Внезапная неожиданная радость также часто производит тот же эффект:
«Ut me conspexit venientem, et Troja circum Arma amens vidit, magnis exterrita monstris, Diriguit visu in medio, calor ossa reliquit, Labitur, et longo vix tandem tempore fatur».
«Когда она увидела меня приближающимся и увидела, с оцепенением, троянское оружие вокруг меня, напуганная столь великим чудом, она упала в обморок при самом виде: жизненное тепло покинуло ее члены: она опускается и, после долгого промежутка, с трудом говорит».
Помимо примеров римской дамы, которая умерла от радости, увидев своего сына благополучно вернувшимся после поражения при Каннах; и Софокла, и Дионисия Тирана, которые умерли от радости; и Талны, который умер на Корсике, читая новости о почестях, которые Римский Сенат постановил в его пользу, у нас есть, более того, один в наше время, Папы Льва X, который при известии о взятии Милана, вещи, которую он так страстно желал, был охвачен столь внезапным избытком радости, что немедленно впал в лихорадку и умер.
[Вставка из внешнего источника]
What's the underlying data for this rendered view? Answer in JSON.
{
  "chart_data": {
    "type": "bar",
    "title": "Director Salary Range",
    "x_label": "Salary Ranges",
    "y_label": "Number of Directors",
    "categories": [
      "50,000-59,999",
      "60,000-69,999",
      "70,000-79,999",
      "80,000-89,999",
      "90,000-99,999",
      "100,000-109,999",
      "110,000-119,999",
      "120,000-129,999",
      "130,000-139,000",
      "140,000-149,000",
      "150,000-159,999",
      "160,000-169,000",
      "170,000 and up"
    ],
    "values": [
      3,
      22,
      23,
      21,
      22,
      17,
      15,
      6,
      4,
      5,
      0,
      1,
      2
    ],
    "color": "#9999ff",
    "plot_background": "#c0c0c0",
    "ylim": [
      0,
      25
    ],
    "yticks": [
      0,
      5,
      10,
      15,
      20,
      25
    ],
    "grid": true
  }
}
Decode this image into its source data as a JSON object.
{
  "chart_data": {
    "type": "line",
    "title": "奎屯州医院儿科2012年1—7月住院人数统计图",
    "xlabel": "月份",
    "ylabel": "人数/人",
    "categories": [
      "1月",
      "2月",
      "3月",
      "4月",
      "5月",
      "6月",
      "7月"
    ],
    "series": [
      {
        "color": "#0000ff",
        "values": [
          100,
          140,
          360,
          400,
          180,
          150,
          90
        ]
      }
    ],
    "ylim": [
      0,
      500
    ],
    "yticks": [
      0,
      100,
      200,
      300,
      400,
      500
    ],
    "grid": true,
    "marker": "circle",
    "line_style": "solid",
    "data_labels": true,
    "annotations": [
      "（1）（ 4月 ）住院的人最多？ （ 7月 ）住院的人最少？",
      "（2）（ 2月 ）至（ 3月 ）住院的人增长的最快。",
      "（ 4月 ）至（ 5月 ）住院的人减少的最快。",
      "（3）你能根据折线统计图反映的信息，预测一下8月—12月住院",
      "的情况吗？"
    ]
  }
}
И для более примечательного свидетельства немощности человеческой природы, записано древними, что Диодор диалектик умер на месте, от крайней страсти стыда, за то, что не смог в своей собственной школе и в присутствии большой аудитории освободиться от тонкого аргумента, который был ему предложен. Я, со своей стороны, очень мало подвержен этим бурным страстям; я естественно обладаю упрямым восприятием, которое также, путем рассуждения, я каждый день закаляю и укрепляю.
ГЛАВА III
О ТОМ, ЧТО НАШИ ЧУВСТВА ВЫХОДЯТ ЗА ПРЕДЕЛЫ НАС САМИХ. Те, кто обвиняет человечество в глупости заглядываться на будущие вещи и советует нам извлекать пользу из тех, что присутствуют, и полагаться на них, как не имеющие хватки на то, что должно прийти, даже меньше, чем та, что у нас есть на то, что прошло, попали в самую универсальную из человеческих ошибок, если это можно назвать ошибкой, к которой природа сама нас расположила, ради продолжения своей собственной работы, предубеждая нас, среди прочих, этим обманчивым воображением, будучи более ревнивой к нашему действию, чем боящейся нашего знания.